Ayat ini menyoroti kualitas kepemimpinan yang luar biasa dari Hizkia, seorang raja Yehuda. Ia dikenang karena melakukan apa yang benar di mata Tuhan. Kata "benar" di sini tidak sekadar berarti mematuhi hukum secara lahiriah, tetapi mencakup tindakan yang tulus, jujur, dan sesuai dengan kehendak ilahi. Ini adalah fondasi penting bagi seorang pemimpin yang ingin menyenangkan Tuhan dan membawa berkat bagi umatnya.
Perbandingan dengan ayahnya, Obed, semakin memperkuat gambaran ini. Meskipun Obed tidak disebutkan secara rinci dalam Kitab Suci, penyebutan namanya di sini menunjukkan bahwa ia adalah teladan yang baik. Hizkia tidak hanya mengikutinya, tetapi ia menorehkan jalannya sendiri dengan menetapkan standar moral dan spiritual yang tinggi. Ini mengajarkan kita bahwa warisan kebaikan dan kesalehan perlu terus diperbarui dan dihidupi oleh setiap generasi.
Hizkia membangun kembali fondasi keagamaan yang telah lama terabaikan. Ia memerintahkan agar mezbah-mezbah berhala dihancurkan dan agar ibadah kepada Tuhan dipulihkan. Tindakannya ini menunjukkan keberanian dan komitmennya yang mendalam. Di tengah situasi politik yang mungkin penuh tantangan, ia memilih untuk memprioritaskan hubungan dengan Tuhan.
Keteladanan Hizkia bukan hanya untuk para pemimpin di masa itu, tetapi juga relevan bagi kita hari ini. Dalam segala peran yang kita jalani—sebagai orang tua, karyawan, pemimpin komunitas, atau bahkan hanya sebagai individu—kita dipanggil untuk melakukan apa yang benar di mata Tuhan. Ini berarti membuat pilihan-pilihan yang didasarkan pada prinsip-prinsip kebenaran, keadilan, dan kasih, meskipun terkadang itu sulit atau tidak populer.
Hizkia memerintah Kerajaan Yehuda pada masa ketika banyak raja-raja sebelumnya telah menyimpang dari jalan Tuhan, menyembah ilah-ilah asing dan membiarkan praktik-praktik keagamaan yang sesat merajalela. Dalam konteks inilah, tindakan Hizkia untuk "melakukan apa yang benar di mata TUHAN" menjadi sangat signifikan. Ia berani mengambil langkah-langkah reformasi yang radikal, memulihkan ibadah kepada Tuhan di bait suci, dan mendorong bangsanya untuk kembali kepada kesetiaan kepada Allah.
Keputusannya untuk mengikuti teladan ayahnya, Obed, yang juga dikenal sebagai orang yang saleh, menunjukkan bahwa keteladanan keluarga memiliki peran penting dalam membentuk karakter. Namun, yang lebih penting adalah komitmen pribadi Hizkia terhadap kebenaran. Ia tidak hanya mengikuti jejak ayahnya secara membabi buta, tetapi ia memahami dan menginternalisasi prinsip-prinsip yang mendasarinya. Ini adalah undangan bagi kita semua untuk tidak hanya meniru tindakan baik orang lain, tetapi untuk mengerti alasannya dan mengembangkannya dalam hidup kita sendiri.

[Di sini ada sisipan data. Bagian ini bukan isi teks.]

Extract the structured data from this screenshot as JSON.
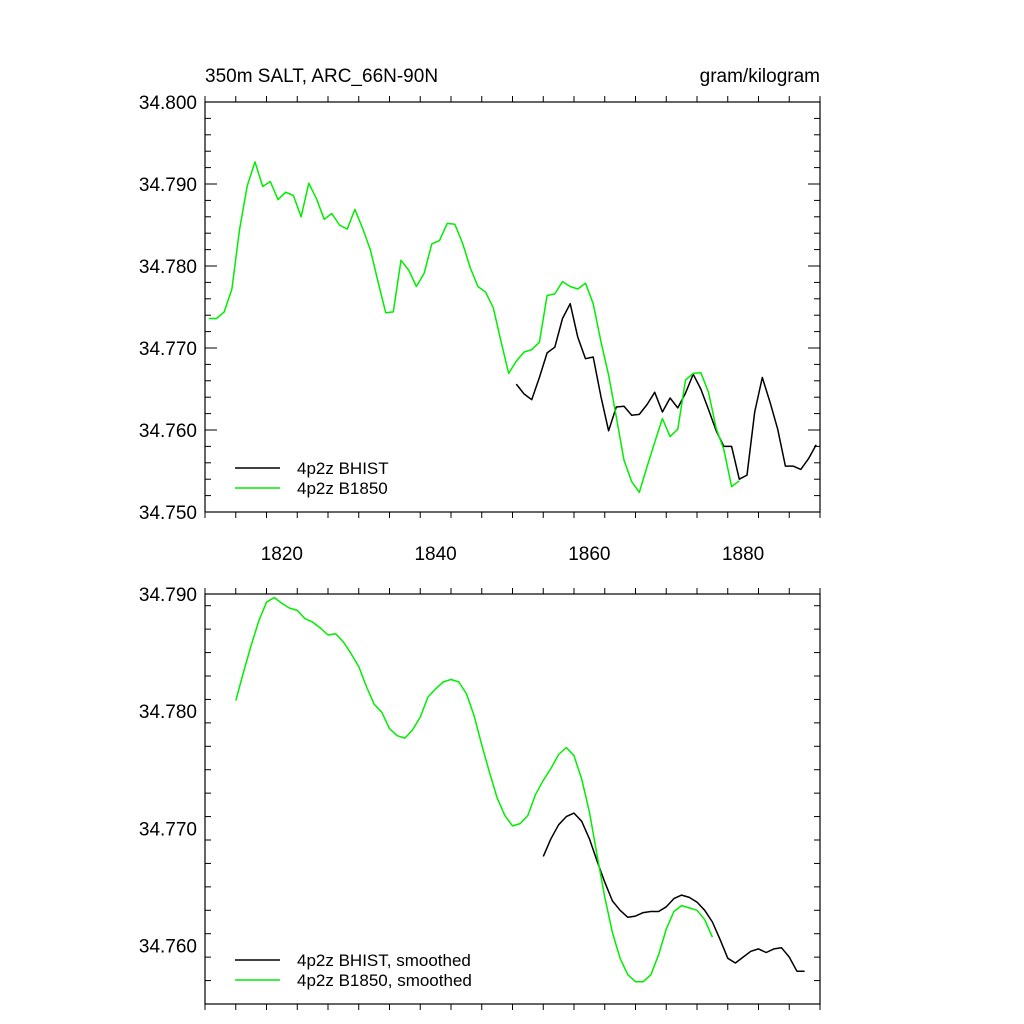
{
  "top_left_title": "350m SALT, ARC_66N-90N",
  "top_right_title": "gram/kilogram",
  "colors": {
    "bhist": "#000000",
    "b1850": "#00ee00",
    "axis": "#000000",
    "background": "#ffffff"
  },
  "chart_data": [
    {
      "type": "line",
      "title": "350m SALT, ARC_66N-90N",
      "units": "gram/kilogram",
      "xlim": [
        1810,
        1890
      ],
      "ylim": [
        34.75,
        34.8
      ],
      "xticks": [
        1820,
        1840,
        1860,
        1880
      ],
      "xtick_labels": [
        "1820",
        "1840",
        "1860",
        "1880"
      ],
      "yticks": [
        34.75,
        34.76,
        34.77,
        34.78,
        34.79,
        34.8
      ],
      "ytick_labels": [
        "34.750",
        "34.760",
        "34.770",
        "34.780",
        "34.790",
        "34.800"
      ],
      "legend_position": "bottom-left",
      "series": [
        {
          "name": "4p2z BHIST",
          "color": "#000000",
          "x": [
            1850.5,
            1851.5,
            1852.5,
            1853.5,
            1854.5,
            1855.5,
            1856.5,
            1857.5,
            1858.5,
            1859.5,
            1860.5,
            1861.5,
            1862.5,
            1863.5,
            1864.5,
            1865.5,
            1866.5,
            1867.5,
            1868.5,
            1869.5,
            1870.5,
            1871.5,
            1872.5,
            1873.5,
            1874.5,
            1875.5,
            1876.5,
            1877.5,
            1878.5,
            1879.5,
            1880.5,
            1881.5,
            1882.5,
            1883.5,
            1884.5,
            1885.5,
            1886.5,
            1887.5,
            1888.5,
            1889.5
          ],
          "y": [
            34.7656,
            34.7644,
            34.7637,
            34.7664,
            34.7694,
            34.7701,
            34.7736,
            34.7754,
            34.7713,
            34.7687,
            34.7689,
            34.7641,
            34.7599,
            34.7628,
            34.7629,
            34.7618,
            34.7619,
            34.7631,
            34.7646,
            34.7622,
            34.7639,
            34.7627,
            34.7645,
            34.7668,
            34.765,
            34.7625,
            34.7599,
            34.758,
            34.758,
            34.754,
            34.7545,
            34.7622,
            34.7664,
            34.7634,
            34.7601,
            34.7556,
            34.7556,
            34.7552,
            34.7565,
            34.7582
          ]
        },
        {
          "name": "4p2z B1850",
          "color": "#00ee00",
          "x": [
            1810.5,
            1811.5,
            1812.5,
            1813.5,
            1814.5,
            1815.5,
            1816.5,
            1817.5,
            1818.5,
            1819.5,
            1820.5,
            1821.5,
            1822.5,
            1823.5,
            1824.5,
            1825.5,
            1826.5,
            1827.5,
            1828.5,
            1829.5,
            1830.5,
            1831.5,
            1832.5,
            1833.5,
            1834.5,
            1835.5,
            1836.5,
            1837.5,
            1838.5,
            1839.5,
            1840.5,
            1841.5,
            1842.5,
            1843.5,
            1844.5,
            1845.5,
            1846.5,
            1847.5,
            1848.5,
            1849.5,
            1850.5,
            1851.5,
            1852.5,
            1853.5,
            1854.5,
            1855.5,
            1856.5,
            1857.5,
            1858.5,
            1859.5,
            1860.5,
            1861.5,
            1862.5,
            1863.5,
            1864.5,
            1865.5,
            1866.5,
            1867.5,
            1868.5,
            1869.5,
            1870.5,
            1871.5,
            1872.5,
            1873.5,
            1874.5,
            1875.5,
            1876.5,
            1877.5,
            1878.5,
            1879.5
          ],
          "y": [
            34.7736,
            34.7736,
            34.7744,
            34.7772,
            34.7845,
            34.7898,
            34.7927,
            34.7897,
            34.7903,
            34.7881,
            34.789,
            34.7886,
            34.786,
            34.7901,
            34.7882,
            34.7857,
            34.7864,
            34.785,
            34.7845,
            34.7869,
            34.7846,
            34.782,
            34.7781,
            34.7743,
            34.7744,
            34.7807,
            34.7795,
            34.7775,
            34.7791,
            34.7827,
            34.7831,
            34.7852,
            34.7851,
            34.7828,
            34.7798,
            34.7775,
            34.7768,
            34.7749,
            34.7708,
            34.7669,
            34.7684,
            34.7695,
            34.7698,
            34.7707,
            34.7764,
            34.7766,
            34.7781,
            34.7775,
            34.7772,
            34.7779,
            34.7754,
            34.7708,
            34.7667,
            34.7616,
            34.7563,
            34.7537,
            34.7524,
            34.7555,
            34.7585,
            34.7614,
            34.7592,
            34.7601,
            34.7661,
            34.7669,
            34.767,
            34.7646,
            34.7602,
            34.7576,
            34.7531,
            34.7538
          ]
        }
      ]
    },
    {
      "type": "line",
      "xlim": [
        1810,
        1890
      ],
      "ylim": [
        34.755,
        34.79
      ],
      "xticks": [
        1820,
        1840,
        1860,
        1880
      ],
      "xtick_labels": [],
      "yticks": [
        34.76,
        34.77,
        34.78,
        34.79
      ],
      "ytick_labels": [
        "34.760",
        "34.770",
        "34.780",
        "34.790"
      ],
      "legend_position": "bottom-left",
      "series": [
        {
          "name": "4p2z BHIST, smoothed",
          "color": "#000000",
          "x": [
            1854.0,
            1855.0,
            1856.0,
            1857.0,
            1858.0,
            1859.0,
            1860.0,
            1861.0,
            1862.0,
            1863.0,
            1864.0,
            1865.0,
            1866.0,
            1867.0,
            1868.0,
            1869.0,
            1870.0,
            1871.0,
            1872.0,
            1873.0,
            1874.0,
            1875.0,
            1876.0,
            1877.0,
            1878.0,
            1879.0,
            1880.0,
            1881.0,
            1882.0,
            1883.0,
            1884.0,
            1885.0,
            1886.0,
            1887.0,
            1888.0
          ],
          "y": [
            34.7676,
            34.7691,
            34.7703,
            34.771,
            34.7713,
            34.7706,
            34.7691,
            34.7672,
            34.7654,
            34.7638,
            34.763,
            34.7624,
            34.7625,
            34.7628,
            34.7629,
            34.7629,
            34.7633,
            34.764,
            34.7643,
            34.7641,
            34.7637,
            34.763,
            34.762,
            34.7605,
            34.7589,
            34.7585,
            34.759,
            34.7595,
            34.7597,
            34.7594,
            34.7597,
            34.7598,
            34.759,
            34.7578,
            34.7578
          ]
        },
        {
          "name": "4p2z B1850, smoothed",
          "color": "#00ee00",
          "x": [
            1814.0,
            1815.0,
            1816.0,
            1817.0,
            1818.0,
            1819.0,
            1820.0,
            1821.0,
            1822.0,
            1823.0,
            1824.0,
            1825.0,
            1826.0,
            1827.0,
            1828.0,
            1829.0,
            1830.0,
            1831.0,
            1832.0,
            1833.0,
            1834.0,
            1835.0,
            1836.0,
            1837.0,
            1838.0,
            1839.0,
            1840.0,
            1841.0,
            1842.0,
            1843.0,
            1844.0,
            1845.0,
            1846.0,
            1847.0,
            1848.0,
            1849.0,
            1850.0,
            1851.0,
            1852.0,
            1853.0,
            1854.0,
            1855.0,
            1856.0,
            1857.0,
            1858.0,
            1859.0,
            1860.0,
            1861.0,
            1862.0,
            1863.0,
            1864.0,
            1865.0,
            1866.0,
            1867.0,
            1868.0,
            1869.0,
            1870.0,
            1871.0,
            1872.0,
            1873.0,
            1874.0,
            1875.0,
            1876.0
          ],
          "y": [
            34.7809,
            34.7833,
            34.7856,
            34.7877,
            34.7893,
            34.7897,
            34.7892,
            34.7888,
            34.7886,
            34.7879,
            34.7876,
            34.7871,
            34.7865,
            34.7866,
            34.7859,
            34.7849,
            34.7838,
            34.7821,
            34.7806,
            34.7799,
            34.7785,
            34.7779,
            34.7777,
            34.7784,
            34.7795,
            34.7812,
            34.7819,
            34.7825,
            34.7827,
            34.7825,
            34.7815,
            34.7796,
            34.7771,
            34.7748,
            34.7726,
            34.7711,
            34.7702,
            34.7704,
            34.7711,
            34.7729,
            34.7741,
            34.7751,
            34.7763,
            34.7769,
            34.7762,
            34.7742,
            34.7714,
            34.7677,
            34.7641,
            34.7611,
            34.7589,
            34.7575,
            34.7569,
            34.7569,
            34.7575,
            34.7592,
            34.7614,
            34.7629,
            34.7634,
            34.7632,
            34.763,
            34.7622,
            34.7607
          ]
        }
      ]
    }
  ]
}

Kesetiaan Hizkia kepada Tuhan membawa dampak positif yang luar biasa bagi Kerajaan Yehuda. Di bawah kepemimpinannya, bangsa itu mengalami kedamaian, kemakmuran, dan perlindungan ilahi. Ketika Hizkia dan rakyatnya berseru kepada Tuhan, Allah menjawab mereka. Ini menegaskan bahwa melakukan apa yang benar di mata Tuhan, dengan hati yang tulus, adalah kunci untuk membuka berkat dan pemeliharaan ilahi.
Ayat ini menjadi pengingat yang kuat bahwa integritas dan ketulusan dalam hati adalah kualitas yang sangat berharga, terutama dalam kepemimpinan dan kehidupan sehari-hari. Dengan meneladani Hizkia, kita diajak untuk terus memeriksa hati kita, memastikan bahwa tindakan kita selaras dengan kehendak Tuhan, dan menjadi terang bagi dunia di sekitar kita.